İnsanlar bir kişiye çıkacak Yılbaşı Büyük İkramiyesi için o meşhur adı geçen
piyango bayisinin önünde kuyruk oluyorlarmış. İnsanın adı çıkacağına canı
çıksın, derler ya, o meşhur bayinin de adı çıkmış bir kere...
Bir çekilişte satılan biletlerin yüzde yirmibeşini o meşhur ablanın bayisi
satıyormuş. Yani aslında gerçek piyango Ablanın, yakınlarının, oğullarının,
kızlarının cebine giriyor. Benim saf halkım bir kişiye çıkacak bir ikramiye
için saatlerce kar, kış, kıyamet demeden sıraya giriyor. Ablaya Allah rahmet
eylesin terki dünya edeli epey olmuş, evlatlar umut tacirliğine devam...
Yan taraftan bilet satmaya gelen seyyar bayilere kimse itibar etmiyor. Yok, yok
illaki abladan alınacak. Abla babamızın oğlu mu, pardon yanlış söyledim,
babamızın kızı mı? Değil tabi ki % 99.9'unun abla ile bir akrabalığı yok. Hatta
yüzde yüz bile olabilir...
O uzun kuyruklarda kim bilir ne hayaller kuruluyor, ne gelecek planları
yapılıyor... Şöyle akrabalarımı ihya ederim, böyle arkadaşlarımı görür
gözetirim. Külliyen palavra. Şimdiye kadar çok büyük ikramiye çıkmış kaç
kişinin adını duydunuz ya da biliyorsunuz? İsmi bilinen çok da fazla insan yok.
Herkes tanıdığı bir insanın veya banka müdürünün vasıtası ile alıyor parayı da
ondan...
Bazı duyumlarımıza göre piyasada çok sahte bayi ve sahte bilet dolanıyormuş.

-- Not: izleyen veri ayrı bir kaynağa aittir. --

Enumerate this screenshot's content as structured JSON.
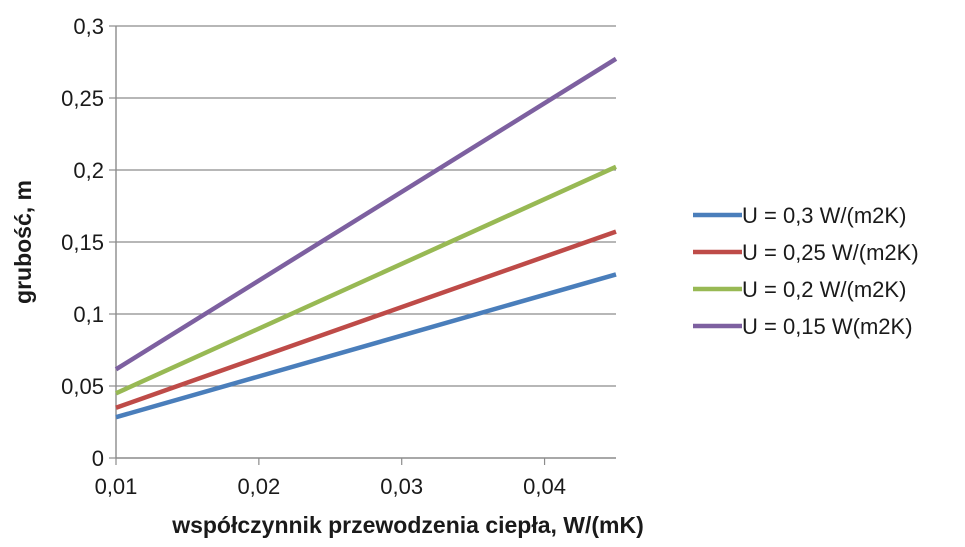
{
  "chart_data": {
    "type": "line",
    "title": "",
    "xlabel": "współczynnik przewodzenia ciepła, W/(mK)",
    "ylabel": "grubość, m",
    "xlim": [
      0.01,
      0.045
    ],
    "ylim": [
      0,
      0.3
    ],
    "x_ticks": [
      {
        "value": 0.01,
        "label": "0,01"
      },
      {
        "value": 0.02,
        "label": "0,02"
      },
      {
        "value": 0.03,
        "label": "0,03"
      },
      {
        "value": 0.04,
        "label": "0,04"
      }
    ],
    "y_ticks": [
      {
        "value": 0,
        "label": "0"
      },
      {
        "value": 0.05,
        "label": "0,05"
      },
      {
        "value": 0.1,
        "label": "0,1"
      },
      {
        "value": 0.15,
        "label": "0,15"
      },
      {
        "value": 0.2,
        "label": "0,2"
      },
      {
        "value": 0.25,
        "label": "0,25"
      },
      {
        "value": 0.3,
        "label": "0,3"
      }
    ],
    "grid": {
      "horizontal": true,
      "vertical": false
    },
    "legend_position": "right",
    "x": [
      0.01,
      0.045
    ],
    "series": [
      {
        "name": "U = 0,3 W/(m2K)",
        "color": "#4a7ebb",
        "values": [
          0.0283,
          0.1275
        ]
      },
      {
        "name": "U = 0,25 W/(m2K)",
        "color": "#be4b48",
        "values": [
          0.0349,
          0.1572
        ]
      },
      {
        "name": "U = 0,2 W/(m2K)",
        "color": "#98b954",
        "values": [
          0.0449,
          0.2022
        ]
      },
      {
        "name": "U = 0,15 W(m2K)",
        "color": "#7d60a0",
        "values": [
          0.0616,
          0.2772
        ]
      }
    ]
  }
}
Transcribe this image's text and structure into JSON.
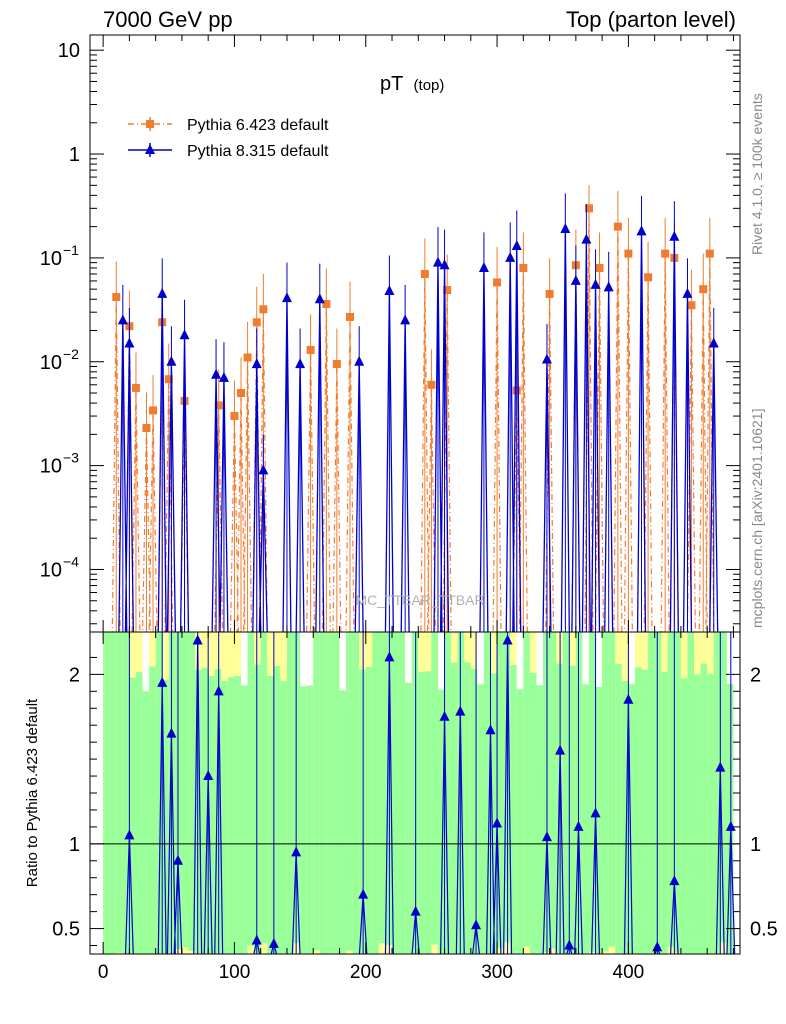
{
  "header": {
    "energy_label": "7000 GeV pp",
    "process_label": "Top (parton level)"
  },
  "side_text": {
    "rivet": "Rivet 4.1.0, ≥ 100k events",
    "site": "mcplots.cern.ch [arXiv:2401.10621]"
  },
  "chart_data": {
    "type": "line",
    "title_main": "pT",
    "title_sub": "(top)",
    "watermark": "MC_TTBAR_TTBAR",
    "xlabel": "",
    "ylabel_ratio": "Ratio to Pythia 6.423 default",
    "xlim": [
      -10,
      485
    ],
    "ylim_main": [
      2.5e-05,
      14
    ],
    "ylim_ratio": [
      0.35,
      2.25
    ],
    "y_scale_main": "log",
    "x_ticks": [
      0,
      100,
      200,
      300,
      400
    ],
    "x_tick_labels": [
      "0",
      "100",
      "200",
      "300",
      "400"
    ],
    "y_ticks_main": [
      0.0001,
      0.001,
      0.01,
      0.1,
      1,
      10
    ],
    "y_tick_labels_main": [
      {
        "base": "10",
        "exp": "−4"
      },
      {
        "base": "10",
        "exp": "−3"
      },
      {
        "base": "10",
        "exp": "−2"
      },
      {
        "base": "10",
        "exp": "−1"
      },
      {
        "base": "1",
        "exp": ""
      },
      {
        "base": "10",
        "exp": ""
      }
    ],
    "y_ticks_ratio": [
      0.5,
      1,
      2
    ],
    "y_tick_labels_ratio": [
      "0.5",
      "1",
      "2"
    ],
    "legend_position": "top-left",
    "series": [
      {
        "name": "Pythia 6.423 default",
        "color": "#f07c30",
        "marker": "square",
        "line": "dash-dot",
        "points": [
          {
            "x": 10,
            "y": 0.042
          },
          {
            "x": 20,
            "y": 0.022
          },
          {
            "x": 25,
            "y": 0.0056
          },
          {
            "x": 33,
            "y": 0.0023
          },
          {
            "x": 38,
            "y": 0.0034
          },
          {
            "x": 45,
            "y": 0.024
          },
          {
            "x": 50,
            "y": 0.0068
          },
          {
            "x": 62,
            "y": 0.0042
          },
          {
            "x": 88,
            "y": 0.0038
          },
          {
            "x": 100,
            "y": 0.003
          },
          {
            "x": 105,
            "y": 0.005
          },
          {
            "x": 110,
            "y": 0.011
          },
          {
            "x": 117,
            "y": 0.024
          },
          {
            "x": 122,
            "y": 0.032
          },
          {
            "x": 158,
            "y": 0.013
          },
          {
            "x": 170,
            "y": 0.036
          },
          {
            "x": 178,
            "y": 0.0095
          },
          {
            "x": 188,
            "y": 0.027
          },
          {
            "x": 245,
            "y": 0.07
          },
          {
            "x": 250,
            "y": 0.006
          },
          {
            "x": 262,
            "y": 0.049
          },
          {
            "x": 300,
            "y": 0.058
          },
          {
            "x": 315,
            "y": 0.0053
          },
          {
            "x": 320,
            "y": 0.08
          },
          {
            "x": 340,
            "y": 0.045
          },
          {
            "x": 360,
            "y": 0.085
          },
          {
            "x": 370,
            "y": 0.3
          },
          {
            "x": 378,
            "y": 0.08
          },
          {
            "x": 392,
            "y": 0.2
          },
          {
            "x": 400,
            "y": 0.11
          },
          {
            "x": 415,
            "y": 0.065
          },
          {
            "x": 428,
            "y": 0.11
          },
          {
            "x": 435,
            "y": 0.1
          },
          {
            "x": 448,
            "y": 0.035
          },
          {
            "x": 457,
            "y": 0.05
          },
          {
            "x": 462,
            "y": 0.11
          }
        ]
      },
      {
        "name": "Pythia 8.315 default",
        "color": "#0000cc",
        "marker": "triangle",
        "line": "solid",
        "points": [
          {
            "x": 15,
            "y": 0.025
          },
          {
            "x": 20,
            "y": 0.015
          },
          {
            "x": 45,
            "y": 0.045
          },
          {
            "x": 52,
            "y": 0.01
          },
          {
            "x": 62,
            "y": 0.018
          },
          {
            "x": 86,
            "y": 0.0075
          },
          {
            "x": 92,
            "y": 0.007
          },
          {
            "x": 117,
            "y": 0.0095
          },
          {
            "x": 122,
            "y": 0.0009
          },
          {
            "x": 140,
            "y": 0.041
          },
          {
            "x": 150,
            "y": 0.0095
          },
          {
            "x": 165,
            "y": 0.04
          },
          {
            "x": 195,
            "y": 0.01
          },
          {
            "x": 218,
            "y": 0.048
          },
          {
            "x": 230,
            "y": 0.025
          },
          {
            "x": 255,
            "y": 0.09
          },
          {
            "x": 260,
            "y": 0.085
          },
          {
            "x": 290,
            "y": 0.08
          },
          {
            "x": 310,
            "y": 0.1
          },
          {
            "x": 315,
            "y": 0.13
          },
          {
            "x": 338,
            "y": 0.0105
          },
          {
            "x": 352,
            "y": 0.19
          },
          {
            "x": 360,
            "y": 0.06
          },
          {
            "x": 368,
            "y": 0.15
          },
          {
            "x": 375,
            "y": 0.055
          },
          {
            "x": 385,
            "y": 0.052
          },
          {
            "x": 410,
            "y": 0.18
          },
          {
            "x": 435,
            "y": 0.16
          },
          {
            "x": 445,
            "y": 0.045
          },
          {
            "x": 465,
            "y": 0.015
          }
        ]
      }
    ],
    "ratio_points": [
      {
        "x": 20,
        "y": 1.05
      },
      {
        "x": 45,
        "y": 1.95
      },
      {
        "x": 52,
        "y": 1.65
      },
      {
        "x": 57,
        "y": 0.9
      },
      {
        "x": 72,
        "y": 2.2
      },
      {
        "x": 88,
        "y": 1.9
      },
      {
        "x": 80,
        "y": 1.4
      },
      {
        "x": 117,
        "y": 0.43
      },
      {
        "x": 130,
        "y": 0.41
      },
      {
        "x": 147,
        "y": 0.95
      },
      {
        "x": 198,
        "y": 0.7
      },
      {
        "x": 218,
        "y": 2.1
      },
      {
        "x": 238,
        "y": 0.6
      },
      {
        "x": 260,
        "y": 1.75
      },
      {
        "x": 272,
        "y": 1.78
      },
      {
        "x": 284,
        "y": 0.52
      },
      {
        "x": 295,
        "y": 1.67
      },
      {
        "x": 300,
        "y": 1.12
      },
      {
        "x": 308,
        "y": 2.2
      },
      {
        "x": 338,
        "y": 1.04
      },
      {
        "x": 348,
        "y": 1.55
      },
      {
        "x": 355,
        "y": 0.4
      },
      {
        "x": 362,
        "y": 1.1
      },
      {
        "x": 375,
        "y": 1.18
      },
      {
        "x": 400,
        "y": 1.85
      },
      {
        "x": 422,
        "y": 0.39
      },
      {
        "x": 435,
        "y": 0.78
      },
      {
        "x": 470,
        "y": 1.45
      },
      {
        "x": 478,
        "y": 1.1
      }
    ]
  }
}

Dikkat edin, birinden, özellikle de seyyar bayilerden bilet alırken. Bana kalsa
hiç almasanız daha iyi de alıyorsanız da dikkat edin. Sonra da üzülürsünüz...

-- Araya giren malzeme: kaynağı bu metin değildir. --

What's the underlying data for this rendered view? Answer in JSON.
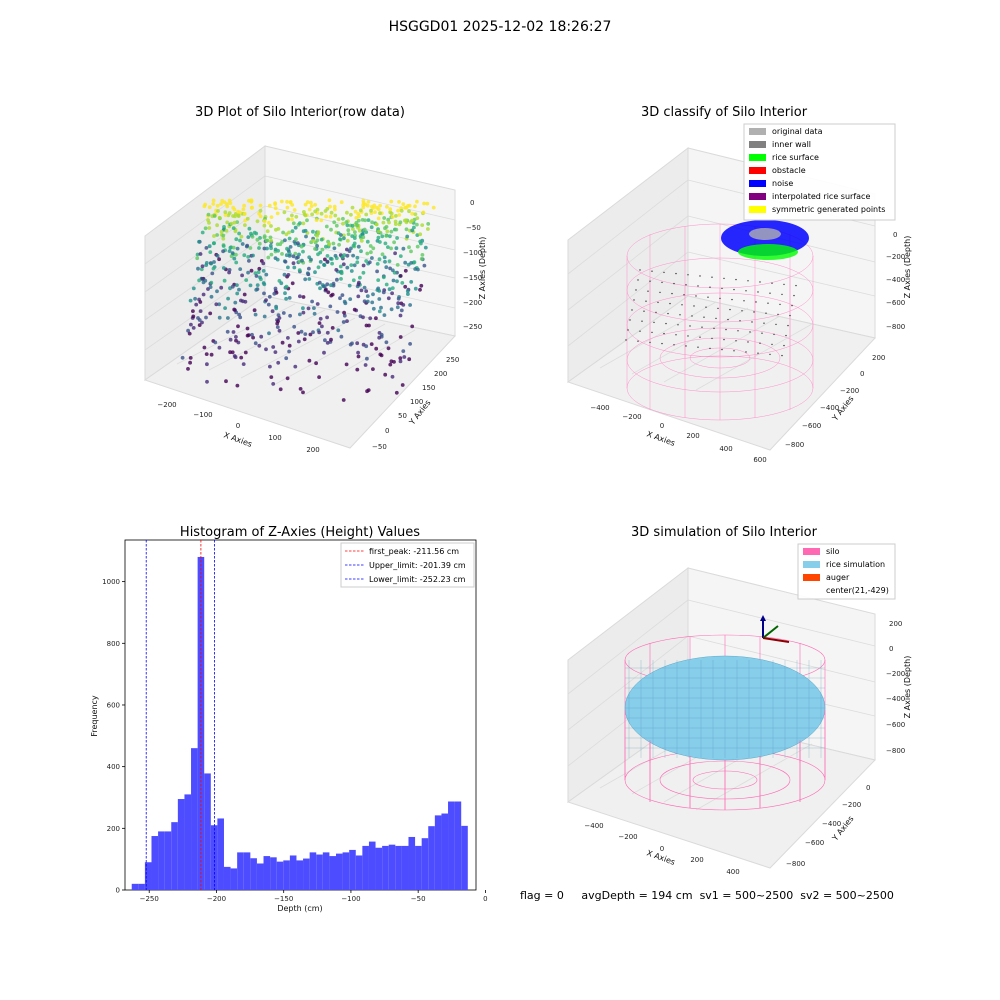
{
  "suptitle": "HSGGD01 2025-12-02 18:26:27",
  "footer": {
    "flag": "flag = 0",
    "avgDepth": "avgDepth = 194 cm",
    "sv1": "sv1 = 500~2500",
    "sv2": "sv2 = 500~2500"
  },
  "colors": {
    "histogram": "#4d4dff",
    "peak_line": "#ff0000",
    "limit_line": "#0000ff",
    "silo": "#ff69b4",
    "rice": "#87ceeb",
    "auger": "#ff4500"
  },
  "chart_data": [
    {
      "type": "scatter",
      "projection": "3d",
      "title": "3D Plot of Silo Interior(row data)",
      "xlabel": "X Axies",
      "ylabel": "Y Axies",
      "zlabel": "Z Axies (Depth)",
      "x_ticks": [
        "−200",
        "−100",
        "0",
        "100",
        "200"
      ],
      "y_ticks": [
        "−50",
        "0",
        "50",
        "100",
        "150",
        "200",
        "250"
      ],
      "z_ticks": [
        "0",
        "−50",
        "−100",
        "−150",
        "−200",
        "−250"
      ],
      "colormap": "viridis",
      "grid": true
    },
    {
      "type": "scatter",
      "projection": "3d",
      "title": "3D classify of Silo Interior",
      "xlabel": "X Axies",
      "ylabel": "Y Axies",
      "zlabel": "Z Axies (Depth)",
      "x_ticks": [
        "−400",
        "−200",
        "0",
        "200",
        "400",
        "600"
      ],
      "y_ticks": [
        "200",
        "0",
        "−200",
        "−400",
        "−600",
        "−800"
      ],
      "z_ticks": [
        "0",
        "−200",
        "−400",
        "−600",
        "−800"
      ],
      "legend_position": "top-right",
      "legend": [
        {
          "label": "original data",
          "color": "#b0b0b0"
        },
        {
          "label": "inner wall",
          "color": "#808080"
        },
        {
          "label": "rice surface",
          "color": "#00ff00"
        },
        {
          "label": "obstacle",
          "color": "#ff0000"
        },
        {
          "label": "noise",
          "color": "#0000ff"
        },
        {
          "label": "interpolated rice surface",
          "color": "#800080"
        },
        {
          "label": "symmetric generated points",
          "color": "#ffff00"
        }
      ],
      "grid": true
    },
    {
      "type": "bar",
      "title": "Histogram of Z-Axies (Height) Values",
      "xlabel": "Depth (cm)",
      "ylabel": "Frequency",
      "xlim": [
        -268,
        -7
      ],
      "ylim": [
        0,
        1135
      ],
      "x_ticks": [
        -250,
        -200,
        -150,
        -100,
        -50,
        0
      ],
      "x_tick_labels": [
        "−250",
        "−200",
        "−150",
        "−100",
        "−50",
        "0"
      ],
      "y_ticks": [
        0,
        200,
        400,
        600,
        800,
        1000
      ],
      "bins": [
        {
          "x0": -263,
          "x1": -258.1,
          "y": 20
        },
        {
          "x0": -258.1,
          "x1": -253.2,
          "y": 20
        },
        {
          "x0": -253.2,
          "x1": -248.3,
          "y": 90
        },
        {
          "x0": -248.3,
          "x1": -243.4,
          "y": 175
        },
        {
          "x0": -243.4,
          "x1": -238.5,
          "y": 190
        },
        {
          "x0": -238.5,
          "x1": -233.6,
          "y": 190
        },
        {
          "x0": -233.6,
          "x1": -228.7,
          "y": 220
        },
        {
          "x0": -228.7,
          "x1": -223.8,
          "y": 295
        },
        {
          "x0": -223.8,
          "x1": -218.9,
          "y": 310
        },
        {
          "x0": -218.9,
          "x1": -214.0,
          "y": 460
        },
        {
          "x0": -214.0,
          "x1": -209.1,
          "y": 1080
        },
        {
          "x0": -209.1,
          "x1": -204.2,
          "y": 378
        },
        {
          "x0": -204.2,
          "x1": -199.3,
          "y": 210
        },
        {
          "x0": -199.3,
          "x1": -194.4,
          "y": 232
        },
        {
          "x0": -194.4,
          "x1": -189.5,
          "y": 75
        },
        {
          "x0": -189.5,
          "x1": -184.6,
          "y": 70
        },
        {
          "x0": -184.6,
          "x1": -179.7,
          "y": 122
        },
        {
          "x0": -179.7,
          "x1": -174.8,
          "y": 122
        },
        {
          "x0": -174.8,
          "x1": -169.9,
          "y": 103
        },
        {
          "x0": -169.9,
          "x1": -165.0,
          "y": 86
        },
        {
          "x0": -165.0,
          "x1": -160.1,
          "y": 110
        },
        {
          "x0": -160.1,
          "x1": -155.2,
          "y": 106
        },
        {
          "x0": -155.2,
          "x1": -150.3,
          "y": 92
        },
        {
          "x0": -150.3,
          "x1": -145.4,
          "y": 96
        },
        {
          "x0": -145.4,
          "x1": -140.5,
          "y": 112
        },
        {
          "x0": -140.5,
          "x1": -135.6,
          "y": 96
        },
        {
          "x0": -135.6,
          "x1": -130.7,
          "y": 102
        },
        {
          "x0": -130.7,
          "x1": -125.8,
          "y": 122
        },
        {
          "x0": -125.8,
          "x1": -120.9,
          "y": 115
        },
        {
          "x0": -120.9,
          "x1": -116.0,
          "y": 122
        },
        {
          "x0": -116.0,
          "x1": -111.1,
          "y": 110
        },
        {
          "x0": -111.1,
          "x1": -106.2,
          "y": 118
        },
        {
          "x0": -106.2,
          "x1": -101.3,
          "y": 122
        },
        {
          "x0": -101.3,
          "x1": -96.4,
          "y": 130
        },
        {
          "x0": -96.4,
          "x1": -91.5,
          "y": 112
        },
        {
          "x0": -91.5,
          "x1": -86.6,
          "y": 143
        },
        {
          "x0": -86.6,
          "x1": -81.7,
          "y": 157
        },
        {
          "x0": -81.7,
          "x1": -76.8,
          "y": 137
        },
        {
          "x0": -76.8,
          "x1": -71.9,
          "y": 143
        },
        {
          "x0": -71.9,
          "x1": -67.0,
          "y": 147
        },
        {
          "x0": -67.0,
          "x1": -62.1,
          "y": 143
        },
        {
          "x0": -62.1,
          "x1": -57.2,
          "y": 143
        },
        {
          "x0": -57.2,
          "x1": -52.3,
          "y": 172
        },
        {
          "x0": -52.3,
          "x1": -47.4,
          "y": 143
        },
        {
          "x0": -47.4,
          "x1": -42.5,
          "y": 168
        },
        {
          "x0": -42.5,
          "x1": -37.6,
          "y": 207
        },
        {
          "x0": -37.6,
          "x1": -32.7,
          "y": 242
        },
        {
          "x0": -32.7,
          "x1": -27.8,
          "y": 248
        },
        {
          "x0": -27.8,
          "x1": -22.9,
          "y": 287
        },
        {
          "x0": -22.9,
          "x1": -18.0,
          "y": 287
        },
        {
          "x0": -18.0,
          "x1": -13.1,
          "y": 208
        }
      ],
      "vlines": [
        {
          "name": "first_peak",
          "label": "first_peak: -211.56 cm",
          "x": -211.56,
          "color": "#ff0000"
        },
        {
          "name": "upper_limit",
          "label": "Upper_limit: -201.39 cm",
          "x": -201.39,
          "color": "#0000ff"
        },
        {
          "name": "lower_limit",
          "label": "Lower_limit: -252.23 cm",
          "x": -252.23,
          "color": "#0000ff"
        }
      ],
      "legend_position": "top-right",
      "grid": false
    },
    {
      "type": "scatter",
      "projection": "3d",
      "title": "3D simulation of Silo Interior",
      "xlabel": "X Axies",
      "ylabel": "Y Axies",
      "zlabel": "Z Axies (Depth)",
      "x_ticks": [
        "−400",
        "−200",
        "0",
        "200",
        "400"
      ],
      "y_ticks": [
        "0",
        "−200",
        "−400",
        "−600",
        "−800"
      ],
      "z_ticks": [
        "200",
        "0",
        "−200",
        "−400",
        "−600",
        "−800"
      ],
      "legend_position": "top-right",
      "legend": [
        {
          "label": "silo",
          "color": "#ff69b4"
        },
        {
          "label": "rice simulation",
          "color": "#87ceeb"
        },
        {
          "label": "auger",
          "color": "#ff4500"
        },
        {
          "label": "center(21,-429)",
          "color": ""
        }
      ],
      "grid": true
    }
  ]
}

Düşünsenize sahte biletinize yüklü miktarda bir ikramiye isabet etmiş, bir
gidiyorsunuz ki bilet sahte, kalp krizi bile geçirir adam, başından aşağı
kaynar sular dökülür... Yine de unutmayın ya çıkarsa diyenlere de fazla aldırış
etmeyin, ya çıkmazsa, gidin tam bilete vereceğiniz parayla çocuklarınız meyve
sebze, çikolata alın hem ağzınızın tadı hem de yuvanızın tadı bozulmasın.